ON May 17 of last year I completed a thousand-mile journey by train, bus, and taxi across Turkey from west to east, and crossed the border into the newly independent ex-Soviet Republic of Georgia. The first structure I saw was a customs building with a tall wire fence, guarded by a Russian soldier with a Communist hammer-and-sickle on his cap. Though Georgia is a sovereign nation, Russian soldiers controlled the frontier with Turkey, because of political pressure from Moscow. The soldier screamed at me and thrust a machine gun toward my stomach. He wore cheap sunglasses and was sucking a lollipop. He looked at my passport, found the Georgian visa, and marched me to a kiosk with mirrored glass. A slit opened in the kiosk, and I saw the bright-red hairdo of a Russian woman, who examined my passport and stamped it. She directed me inside the building, into a steel cage, and several Russian soldiers, also with lollipops, examined my possessions. Then they opened the cage, and I walked toward another kiosk, this one without mirrored glass, where a group of friendly Georgians glanced casually at my passport and welcomed me to Georgia. They directed me to yet another caged enclosure, where a heavy-set Georgian woman gave me a customs form to fill out. I lied on it, of course. Because there are no cash machines in the southern part of the former Soviet Union, I was carrying $3,500 in $20 bills in a pouch hidden under my trousers. Fearful of being robbed on the spot, I declared only $400. The woman directed me to another booth, the last, where a group of Georgian security police—in tight shirts, with muscular forearms and calculating expressions—looked over my passport and customs declaration.
"Give me twenty dollars," one of them said, in a mixture of Georgian and broken English. I played dumb and shrugged. He smashed his forearm on the table and repeated the demand. I shrugged. We stared at each other for a few seconds, and then he let me through the gate.
I had entered Adjara, a small region of Georgia where a Georgian dialect is spoken and the population is mainly Muslim.

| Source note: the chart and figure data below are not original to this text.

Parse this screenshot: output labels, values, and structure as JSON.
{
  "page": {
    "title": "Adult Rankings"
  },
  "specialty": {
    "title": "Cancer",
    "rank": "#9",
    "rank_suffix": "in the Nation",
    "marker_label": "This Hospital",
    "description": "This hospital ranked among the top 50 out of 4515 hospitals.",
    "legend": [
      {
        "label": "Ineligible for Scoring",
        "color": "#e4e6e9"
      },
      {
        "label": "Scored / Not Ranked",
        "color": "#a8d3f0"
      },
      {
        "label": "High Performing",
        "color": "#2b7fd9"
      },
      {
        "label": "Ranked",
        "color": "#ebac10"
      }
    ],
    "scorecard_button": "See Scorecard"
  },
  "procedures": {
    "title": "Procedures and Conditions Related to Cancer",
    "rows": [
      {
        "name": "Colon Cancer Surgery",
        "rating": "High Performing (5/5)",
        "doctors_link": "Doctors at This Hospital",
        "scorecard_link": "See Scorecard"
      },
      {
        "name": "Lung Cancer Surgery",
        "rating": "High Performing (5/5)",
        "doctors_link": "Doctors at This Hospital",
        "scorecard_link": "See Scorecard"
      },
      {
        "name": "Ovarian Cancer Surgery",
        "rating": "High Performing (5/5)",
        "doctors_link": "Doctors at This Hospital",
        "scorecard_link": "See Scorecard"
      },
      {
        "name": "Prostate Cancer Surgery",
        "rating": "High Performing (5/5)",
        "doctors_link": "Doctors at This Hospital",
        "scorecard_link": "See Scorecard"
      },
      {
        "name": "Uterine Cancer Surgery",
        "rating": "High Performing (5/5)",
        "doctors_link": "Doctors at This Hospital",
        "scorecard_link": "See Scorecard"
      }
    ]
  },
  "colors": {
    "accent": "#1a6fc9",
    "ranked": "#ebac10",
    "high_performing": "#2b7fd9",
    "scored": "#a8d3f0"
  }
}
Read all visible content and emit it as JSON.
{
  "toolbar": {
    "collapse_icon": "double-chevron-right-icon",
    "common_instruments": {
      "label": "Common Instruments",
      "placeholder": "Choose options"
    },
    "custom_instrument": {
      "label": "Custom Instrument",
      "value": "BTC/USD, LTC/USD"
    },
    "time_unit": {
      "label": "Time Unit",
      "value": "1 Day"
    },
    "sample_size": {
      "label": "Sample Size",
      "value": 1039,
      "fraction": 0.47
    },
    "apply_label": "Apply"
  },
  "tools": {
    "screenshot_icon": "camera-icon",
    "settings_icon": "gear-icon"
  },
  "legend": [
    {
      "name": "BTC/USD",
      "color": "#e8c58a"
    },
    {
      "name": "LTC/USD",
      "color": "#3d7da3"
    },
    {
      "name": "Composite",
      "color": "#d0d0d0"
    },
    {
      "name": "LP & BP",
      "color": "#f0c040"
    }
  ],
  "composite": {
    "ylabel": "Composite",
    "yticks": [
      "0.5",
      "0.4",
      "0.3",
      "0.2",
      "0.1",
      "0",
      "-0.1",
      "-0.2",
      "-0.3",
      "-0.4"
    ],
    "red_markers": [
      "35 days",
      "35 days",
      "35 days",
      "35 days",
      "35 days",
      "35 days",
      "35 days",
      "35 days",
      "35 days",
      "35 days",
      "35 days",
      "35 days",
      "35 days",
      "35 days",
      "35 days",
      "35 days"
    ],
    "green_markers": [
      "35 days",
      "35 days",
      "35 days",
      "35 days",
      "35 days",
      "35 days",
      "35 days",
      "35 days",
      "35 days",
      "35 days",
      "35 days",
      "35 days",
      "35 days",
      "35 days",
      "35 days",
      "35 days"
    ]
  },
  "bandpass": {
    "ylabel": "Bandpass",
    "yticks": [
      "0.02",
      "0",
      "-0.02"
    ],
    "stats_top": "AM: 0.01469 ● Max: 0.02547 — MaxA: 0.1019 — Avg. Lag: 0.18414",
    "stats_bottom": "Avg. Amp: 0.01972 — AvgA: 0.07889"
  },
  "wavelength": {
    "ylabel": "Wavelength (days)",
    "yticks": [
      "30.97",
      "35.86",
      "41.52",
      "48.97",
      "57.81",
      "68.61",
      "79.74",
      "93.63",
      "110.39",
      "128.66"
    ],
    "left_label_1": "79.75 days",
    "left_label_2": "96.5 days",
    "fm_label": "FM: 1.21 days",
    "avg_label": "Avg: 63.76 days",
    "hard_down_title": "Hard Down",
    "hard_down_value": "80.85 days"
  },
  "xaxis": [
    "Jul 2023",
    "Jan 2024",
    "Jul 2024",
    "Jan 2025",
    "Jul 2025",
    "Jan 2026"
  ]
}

Using religion to divide and conquer, Lenin created Adjara in July of 1921, splitting it off from the main body of Georgia and its Christian population. But such differences from central Georgia in language and religion have little to do with Adjara's current autonomy. Adjara is a fairly benign criminal warlordship run by one Aslan Abashidze, whose power over Aslanistan, as it is locally known, is made possible by the customs duties he extracts on legal and illegal goods entering by sea or over this land border with Turkey. People pay bribes to get jobs at the border posts, particularly at the port of Batumi, where they shake down others to earn back their investment and much more. It's like buying a taxi medallion and making the money back through fares.